The ABCs of Biotech for Christians - Nineteenth in a series - R is for Regenerative Medicine
Definitions come into play as we study Regenerative Medicine (RM). Which body parts can be regenerated? Can blood? Bone? Can skin, tissues, organs?
To regenerate is to cause a thing to come to life again. It was dead or nearly so, and a treatment revitalizes it to make it whole and functioning as it originally was.
Is the term “rejuvenate” the same as “regenerate”? It was not selected by the scientific community to describe their work in this medical frontier. Perhaps RM was chosen as the opposite of degenerative, which describes many conditions and diseases.
Frontier is a good word to help us appreciate the work in the labs and clinics of doctors and researchers of RM. Like the pioneers and gold diggers of past generations who set forth to find a better life in the American west, so today this new field beckons those who want to see new horizons in healthcare and healing.
Blood
A healthy person’s blood will replace itself. That is regeneration. After donating a pint of blood, plasma is replaced within about 24 hours and the red cells in four to six weeks. But the person with leukemia (for example), a cancer that harms the body’s ability to make healthy blood cells, needs RM.
An excellent article describes conversion of leukemia cells into iPSCs (see previous post) for study of how they cause cancer. RM is also at work to try to convert skin cells into the type of stem cell (hematopoietic) that could regenerate the blood.
Bone marrow transplant with its many drawbacks is a last resort, but RM is working on a way to make it work without chemotherapy or radiotherapy. Currently, a bone marrow transplant, also called a blood stem cell transplant, can cure some cases of leukemia and some other blood or immune disorders.
Bone
The human body will regenerate a full bone within 10 years, but what if you break a bone or lose bone through osteoporosis? Can TERM (Tissue Engineering and Regenerative Medicine) help? Or, what if a disease or the process of aging destroys the cartilage in your body so that your joints have no cushioning?
This video describes the structure of bone and the below describes how RM is bringing relief to people with degenerative bone disease using stem cells derived from the patient’s own bone marrow. It’s less invasive than joint replacement.
The video was produced by a major medical clinic, but these therapies are offered by doctors locally in metro areas. However, as stated by the doctor, the procedure does not actually regenerate cartilage, though this is under study.
Japan is a leader in bone tissue RM. However, the most I have been able to determine from research on the internet is that RM is rejuvenating bone health, but so far, not regenerating tissues. This is why there is such a demand for pluripotent stem cells in medical research. More on that in the next post.
Skin
Regrowth of skin is critical for burn victims and others with severe wounds. Much progress is being made by RM for these needs. Whereas “allogenic” skin (from “skin banks” that preserve skin from corpses for use by burn victims) provided some help, today there are skin substitutes that combine a person’s own (autologous) skin with dermal scaffolds (invented coverings to provide a way for skin to heal). These have been proven to close wounds in burns over more than 90% of total body surface, but they do not repair vascular and lymphatic networks, hair follicles, and other aspects that skin normally has. Use of stem cells to engineer such improvements is underway… “skin substitutes constructed from a combination of stem cells and biomaterials remain a promising solution for the future”. An example of a clinical trial is here.
Tissues and Organs
For these, wonderful but not dramatic progress has been made in RM. This excerpt describes the state of the art:
Currently, tissue engineering plays a relatively small role in patient treatment. Supplemental bladders, small arteries, skin grafts, cartilage, and even a full trachea have been implanted in patients, but the procedures are still experimental and very costly. While more complex organ tissues like heart, lung, and liver tissue have been successfully recreated in the lab, they are a long way from being fully reproducible and ready to implant into a patient. These tissues, however, can be quite useful in research, especially in drug development. Using functioning human tissue to help screen medication candidates could speed up development and provide key tools for facilitating personalized medicine while saving money and reducing the number of animals used for research.

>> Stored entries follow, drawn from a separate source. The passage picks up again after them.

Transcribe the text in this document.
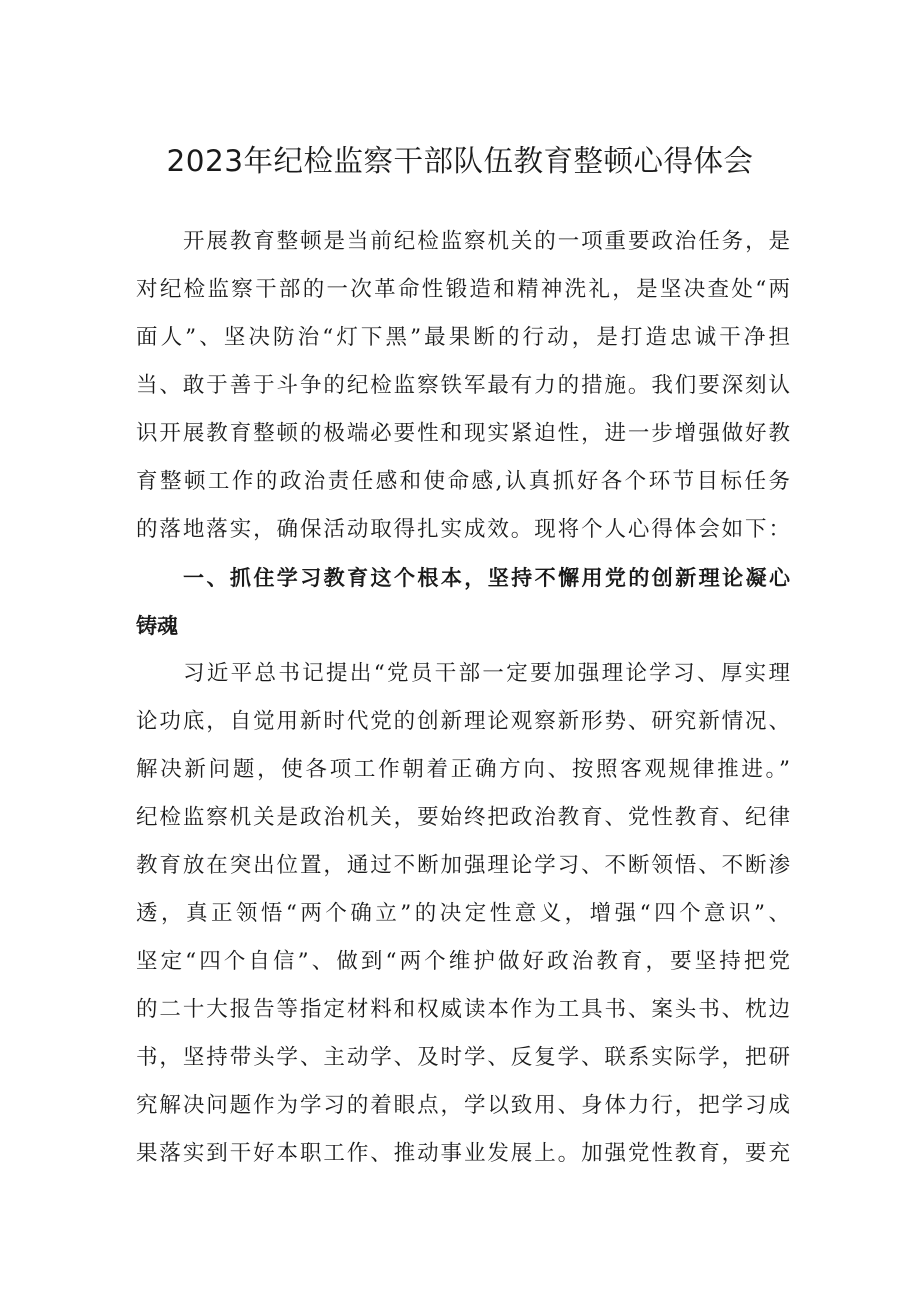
2023年纪检监察干部队伍教育整顿心得体会

开展教育整顿是当前纪检监察机关的一项重要政治任务，是

对纪检监察干部的一次革命性锻造和精神洗礼，是坚决查处“两

面人”、坚决防治“灯下黑”最果断的行动，是打造忠诚干净担

当、敢于善于斗争的纪检监察铁军最有力的措施。我们要深刻认

识开展教育整顿的极端必要性和现实紧迫性，进一步增强做好教

育整顿工作的政治责任感和使命感,认真抓好各个环节目标任务

的落地落实，确保活动取得扎实成效。现将个人心得体会如下：

一、抓住学习教育这个根本，坚持不懈用党的创新理论凝心

铸魂

习近平总书记提出“党员干部一定要加强理论学习、厚实理

论功底，自觉用新时代党的创新理论观察新形势、研究新情况、

解决新问题，使各项工作朝着正确方向、按照客观规律推进。”

纪检监察机关是政治机关，要始终把政治教育、党性教育、纪律

教育放在突出位置，通过不断加强理论学习、不断领悟、不断渗

透，真正领悟“两个确立”的决定性意义，增强“四个意识”、

坚定“四个自信”、做到“两个维护做好政治教育，要坚持把党

的二十大报告等指定材料和权威读本作为工具书、案头书、枕边

书，坚持带头学、主动学、及时学、反复学、联系实际学，把研

究解决问题作为学习的着眼点，学以致用、身体力行，把学习成

果落实到干好本职工作、推动事业发展上。加强党性教育，要充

This same article goes on to describe how regenerating a new kidney from a patient’s own cells may not be far off based on successful experimentation on rats that used a donor organ to scaffold growth of new tissue that was able to perform like a kidney. The next step would be to try this procedure in humans.

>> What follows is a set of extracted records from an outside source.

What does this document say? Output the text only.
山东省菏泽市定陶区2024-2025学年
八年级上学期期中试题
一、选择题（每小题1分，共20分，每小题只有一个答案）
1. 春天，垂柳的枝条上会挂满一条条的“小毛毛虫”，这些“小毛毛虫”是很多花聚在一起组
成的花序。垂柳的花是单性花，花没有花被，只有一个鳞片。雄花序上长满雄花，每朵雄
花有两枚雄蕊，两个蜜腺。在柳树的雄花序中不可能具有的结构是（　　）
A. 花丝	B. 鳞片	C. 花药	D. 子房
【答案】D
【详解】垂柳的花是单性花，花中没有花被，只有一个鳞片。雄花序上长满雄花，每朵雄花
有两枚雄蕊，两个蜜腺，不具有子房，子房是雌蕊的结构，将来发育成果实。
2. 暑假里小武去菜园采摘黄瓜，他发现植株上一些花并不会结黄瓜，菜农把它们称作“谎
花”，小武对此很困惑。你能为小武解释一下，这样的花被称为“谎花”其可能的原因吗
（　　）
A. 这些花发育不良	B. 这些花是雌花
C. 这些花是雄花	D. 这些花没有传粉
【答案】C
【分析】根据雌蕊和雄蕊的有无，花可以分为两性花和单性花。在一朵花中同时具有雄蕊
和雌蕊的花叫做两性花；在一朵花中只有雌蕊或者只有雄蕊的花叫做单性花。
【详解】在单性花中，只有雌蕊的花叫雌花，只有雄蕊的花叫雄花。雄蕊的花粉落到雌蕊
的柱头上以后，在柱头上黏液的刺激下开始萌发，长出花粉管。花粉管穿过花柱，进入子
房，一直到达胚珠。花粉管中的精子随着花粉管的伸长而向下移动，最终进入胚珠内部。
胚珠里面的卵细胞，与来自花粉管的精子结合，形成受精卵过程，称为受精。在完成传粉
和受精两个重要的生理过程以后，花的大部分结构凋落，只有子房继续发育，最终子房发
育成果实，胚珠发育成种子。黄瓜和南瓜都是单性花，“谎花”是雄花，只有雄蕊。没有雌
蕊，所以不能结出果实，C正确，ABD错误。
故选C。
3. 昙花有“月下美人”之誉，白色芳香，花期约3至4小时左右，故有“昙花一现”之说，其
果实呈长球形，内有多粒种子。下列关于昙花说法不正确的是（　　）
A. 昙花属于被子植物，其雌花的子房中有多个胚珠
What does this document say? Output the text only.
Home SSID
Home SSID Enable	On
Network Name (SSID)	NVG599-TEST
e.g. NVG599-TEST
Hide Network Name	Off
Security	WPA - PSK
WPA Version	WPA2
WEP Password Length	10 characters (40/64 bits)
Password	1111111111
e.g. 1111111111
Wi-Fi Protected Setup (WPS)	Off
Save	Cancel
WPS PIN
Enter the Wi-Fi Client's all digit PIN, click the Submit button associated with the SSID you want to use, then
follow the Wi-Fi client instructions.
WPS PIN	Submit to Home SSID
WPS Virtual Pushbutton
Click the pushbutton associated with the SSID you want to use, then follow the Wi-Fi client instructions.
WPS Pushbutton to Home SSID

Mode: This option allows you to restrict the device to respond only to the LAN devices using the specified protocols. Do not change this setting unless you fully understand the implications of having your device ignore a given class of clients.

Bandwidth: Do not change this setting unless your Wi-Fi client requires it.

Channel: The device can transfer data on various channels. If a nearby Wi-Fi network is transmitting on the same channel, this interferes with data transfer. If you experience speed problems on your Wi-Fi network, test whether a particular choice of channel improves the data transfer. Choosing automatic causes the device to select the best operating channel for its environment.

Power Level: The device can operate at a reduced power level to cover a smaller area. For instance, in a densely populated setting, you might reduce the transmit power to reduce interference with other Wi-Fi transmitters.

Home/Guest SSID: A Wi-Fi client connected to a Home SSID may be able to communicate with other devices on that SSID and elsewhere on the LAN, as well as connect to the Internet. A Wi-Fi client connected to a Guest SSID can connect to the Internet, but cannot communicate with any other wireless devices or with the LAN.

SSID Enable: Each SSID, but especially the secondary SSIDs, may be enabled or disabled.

Taking a procedue from a lab dish to an animal and then to a human is known as translational medicine. Step by step, processes are developed with the ultimate goal of improving the health of humans.

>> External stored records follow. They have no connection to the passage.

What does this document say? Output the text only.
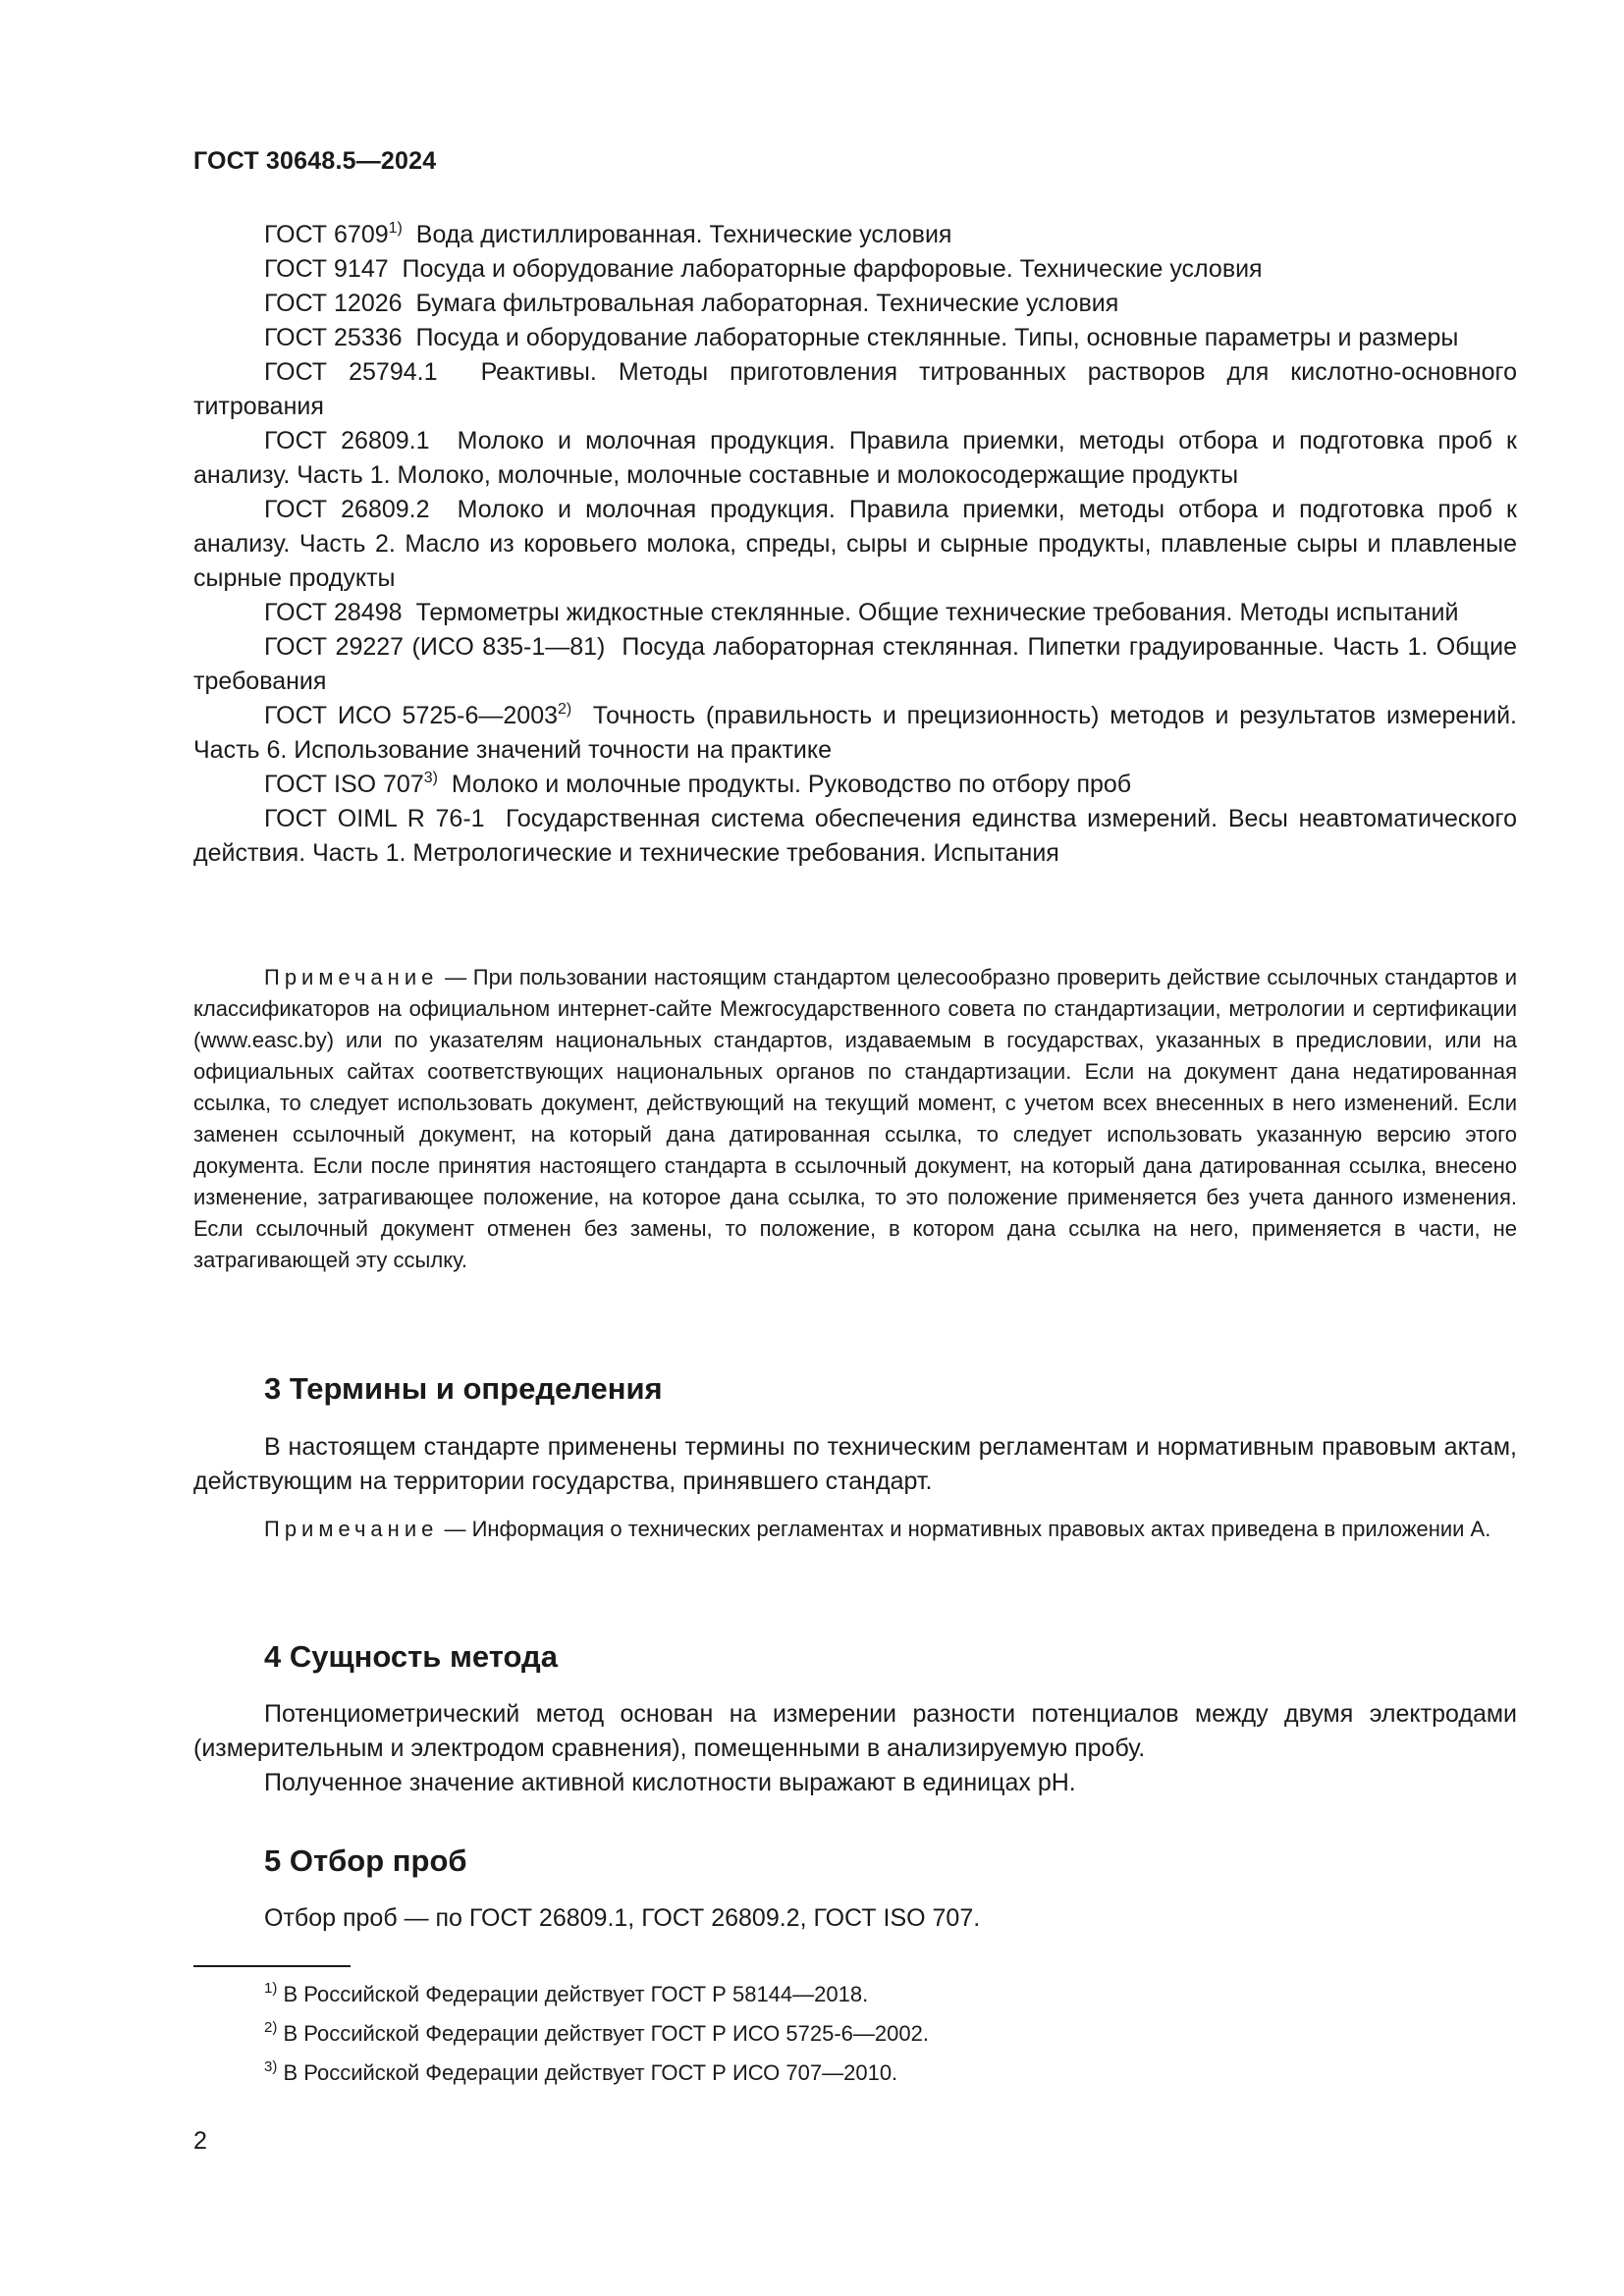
ГОСТ 30648.5—2024
ГОСТ 6709$^{1)}$ Вода дистиллированная. Технические условия
ГОСТ 9147 Посуда и оборудование лабораторные фарфоровые. Технические условия
ГОСТ 12026 Бумага фильтровальная лабораторная. Технические условия
ГОСТ 25336 Посуда и оборудование лабораторные стеклянные. Типы, основные параметры и размеры
ГОСТ 25794.1 Реактивы. Методы приготовления титрованных растворов для кислотно-основного титрования
ГОСТ 26809.1 Молоко и молочная продукция. Правила приемки, методы отбора и подготовка проб к анализу. Часть 1. Молоко, молочные, молочные составные и молокосодержащие продукты
ГОСТ 26809.2 Молоко и молочная продукция. Правила приемки, методы отбора и подготовка проб к анализу. Часть 2. Масло из коровьего молока, спреды, сыры и сырные продукты, плавленые сыры и плавленые сырные продукты
ГОСТ 28498 Термометры жидкостные стеклянные. Общие технические требования. Методы испытаний
ГОСТ 29227 (ИСО 835-1—81) Посуда лабораторная стеклянная. Пипетки градуированные. Часть 1. Общие требования
ГОСТ ИСО 5725-6—2003$^{2)}$ Точность (правильность и прецизионность) методов и результатов измерений. Часть 6. Использование значений точности на практике
ГОСТ ISO 707$^{3)}$ Молоко и молочные продукты. Руководство по отбору проб
ГОСТ OIML R 76-1 Государственная система обеспечения единства измерений. Весы неавтоматического действия. Часть 1. Метрологические и технические требования. Испытания

Примечание — При пользовании настоящим стандартом целесообразно проверить действие ссылочных стандартов и классификаторов на официальном интернет-сайте Межгосударственного совета по стандартизации, метрологии и сертификации (www.easc.by) или по указателям национальных стандартов, издаваемым в государствах, указанных в предисловии, или на официальных сайтах соответствующих национальных органов по стандартизации. Если на документ дана недатированная ссылка, то следует использовать документ, действующий на текущий момент, с учетом всех внесенных в него изменений. Если заменен ссылочный документ, на который дана датированная ссылка, то следует использовать указанную версию этого документа. Если после принятия настоящего стандарта в ссылочный документ, на который дана датированная ссылка, внесено изменение, затрагивающее положение, на которое дана ссылка, то это положение применяется без учета данного изменения. Если ссылочный документ отменен без замены, то положение, в котором дана ссылка на него, применяется в части, не затрагивающей эту ссылку.

3 Термины и определения

В настоящем стандарте применены термины по техническим регламентам и нормативным правовым актам, действующим на территории государства, принявшего стандарт.

Примечание — Информация о технических регламентах и нормативных правовых актах приведена в приложении А.

4 Сущность метода

Потенциометрический метод основан на измерении разности потенциалов между двумя электродами (измерительным и электродом сравнения), помещенными в анализируемую пробу.

Полученное значение активной кислотности выражают в единицах pH.

5 Отбор проб

Отбор проб — по ГОСТ 26809.1, ГОСТ 26809.2, ГОСТ ISO 707.

$^{1)}$ В Российской Федерации действует ГОСТ Р 58144—2018.
$^{2)}$ В Российской Федерации действует ГОСТ Р ИСО 5725-6—2002.
$^{3)}$ В Российской Федерации действует ГОСТ Р ИСО 707—2010.
2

Did you know that scientific researchers believe the major obstacle to their progress comes from the religious community?
People like me are not opposed to progress and I applaud researchers who sincerely desire to better the human condition through improving our health prospects. But using body parts from people who are not yet dead, or from aborted fetuses, with the insistence that —they were already dead anyway, so what difference does it make— is not a Christian concept.